Researchers and designers are often tasked with creating a solution to a challenge they have not encountered before.
They typically know how to approach a task in principle, but lack a specific solution. Many of today’s AI tools are developed through training on large datasets with many examples of how to solve a task, but advances in one- or zero-shot learning are creating AI agents that can learn how to perform a task based on only a few examples, or without having seen any data about the task. A prototype, published in 2022, leveraged these methods to create an AI assistant that could support a human user in making a series of interrelated decisions, demonstrating the effectiveness of combining AI advice and human decision-making.

The goals or focus of research projects often change as new knowledge emerges, new problems arise, or scientific interests shift.
To keep pace with these changes – without disrupting research activity by retraining an AI system – AI assistants need to be capable of identifying user goals even when they are not clearly specified, and adapting to those goals as they change. This implies a form of social intelligence through which AI agents can communicate with their users to better understand their intent and interests, which in turn invokes a type of inverse reinforcement learning through which AI agents observe a user’s activities and use those observations to deduce what they are trying to achieve.  A new framework for generative user models creates a basis for such agents, providing a mechanism to model what goals the user might have from their behaviour and plan how best to assist them in response.

For many researchers or designers, human creativity and autonomy are important aspects of their work.
These priorities can be in tension with approaches to AI development that focus on automation of (currently human-performed) tasks.
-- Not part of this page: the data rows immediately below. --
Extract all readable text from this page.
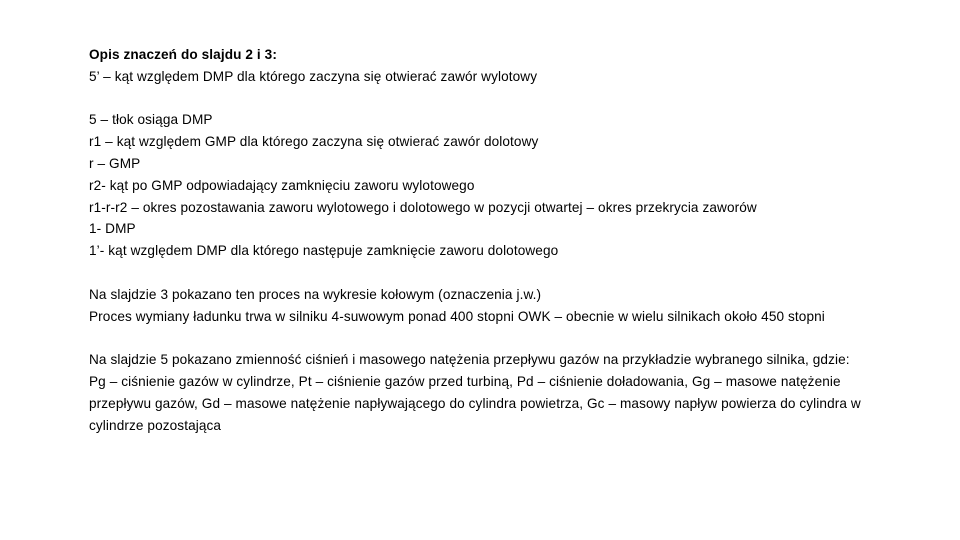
Opis znaczeń do slajdu 2 i 3:
5’ – kąt względem DMP dla którego zaczyna się otwierać zawór wylotowy
5 – tłok osiąga DMP
r1 – kąt względem GMP dla którego zaczyna się otwierać zawór dolotowy
r – GMP
r2- kąt po GMP odpowiadający zamknięciu zaworu wylotowego
r1-r-r2 – okres pozostawania zaworu wylotowego i dolotowego w pozycji otwartej – okres przekrycia zaworów
1- DMP
1’- kąt względem DMP dla którego następuje zamknięcie zaworu dolotowego
Na slajdzie 3 pokazano ten proces na wykresie kołowym (oznaczenia j.w.)
Proces wymiany ładunku trwa w silniku 4-suwowym ponad 400 stopni OWK – obecnie w wielu silnikach około 450 stopni
Na slajdzie 5 pokazano zmienność ciśnień i masowego natężenia przepływu gazów na przykładzie wybranego silnika, gdzie:
Pg – ciśnienie gazów w cylindrze, Pt – ciśnienie gazów przed turbiną, Pd – ciśnienie doładowania, Gg – masowe natężenie przepływu gazów, Gd – masowe natężenie napływającego do cylindra powietrza, Gc – masowy napływ powierza do cylindra w cylindrze pozostająca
To respond to this desire to have an active role in the design process, AI systems need to be able to work with human users as an active participant, keeping the designer in the loop and providing interfaces that empower the designer in decision-making.  
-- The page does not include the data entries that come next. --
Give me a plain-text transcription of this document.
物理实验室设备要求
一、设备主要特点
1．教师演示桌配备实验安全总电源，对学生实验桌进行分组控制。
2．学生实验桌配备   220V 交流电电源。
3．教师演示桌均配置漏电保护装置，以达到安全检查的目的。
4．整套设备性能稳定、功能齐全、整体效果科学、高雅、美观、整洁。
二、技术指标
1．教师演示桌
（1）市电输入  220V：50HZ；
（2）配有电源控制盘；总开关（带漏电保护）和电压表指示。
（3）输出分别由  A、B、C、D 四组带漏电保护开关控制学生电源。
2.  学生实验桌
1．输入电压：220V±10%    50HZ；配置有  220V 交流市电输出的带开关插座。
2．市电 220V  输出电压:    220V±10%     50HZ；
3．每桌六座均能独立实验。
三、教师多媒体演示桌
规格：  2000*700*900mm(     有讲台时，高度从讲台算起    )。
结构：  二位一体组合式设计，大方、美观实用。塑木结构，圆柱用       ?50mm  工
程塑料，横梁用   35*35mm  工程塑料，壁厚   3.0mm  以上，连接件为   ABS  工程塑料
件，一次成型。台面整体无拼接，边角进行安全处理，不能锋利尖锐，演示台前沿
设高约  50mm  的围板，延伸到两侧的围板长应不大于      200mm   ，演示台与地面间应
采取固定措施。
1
Building on the proof of concept demonstrated by the methodological advances described above, these ideas are being trialled in practice. 2022 saw the first pilot virtual laboratories established in drug design, sustainable mobility, and atmospheric science.  Further progress will benefit from broader purpose AI tools that can be developed in one domain and applied in others, alongside further demonstrator projects to show the value of these methods in practice.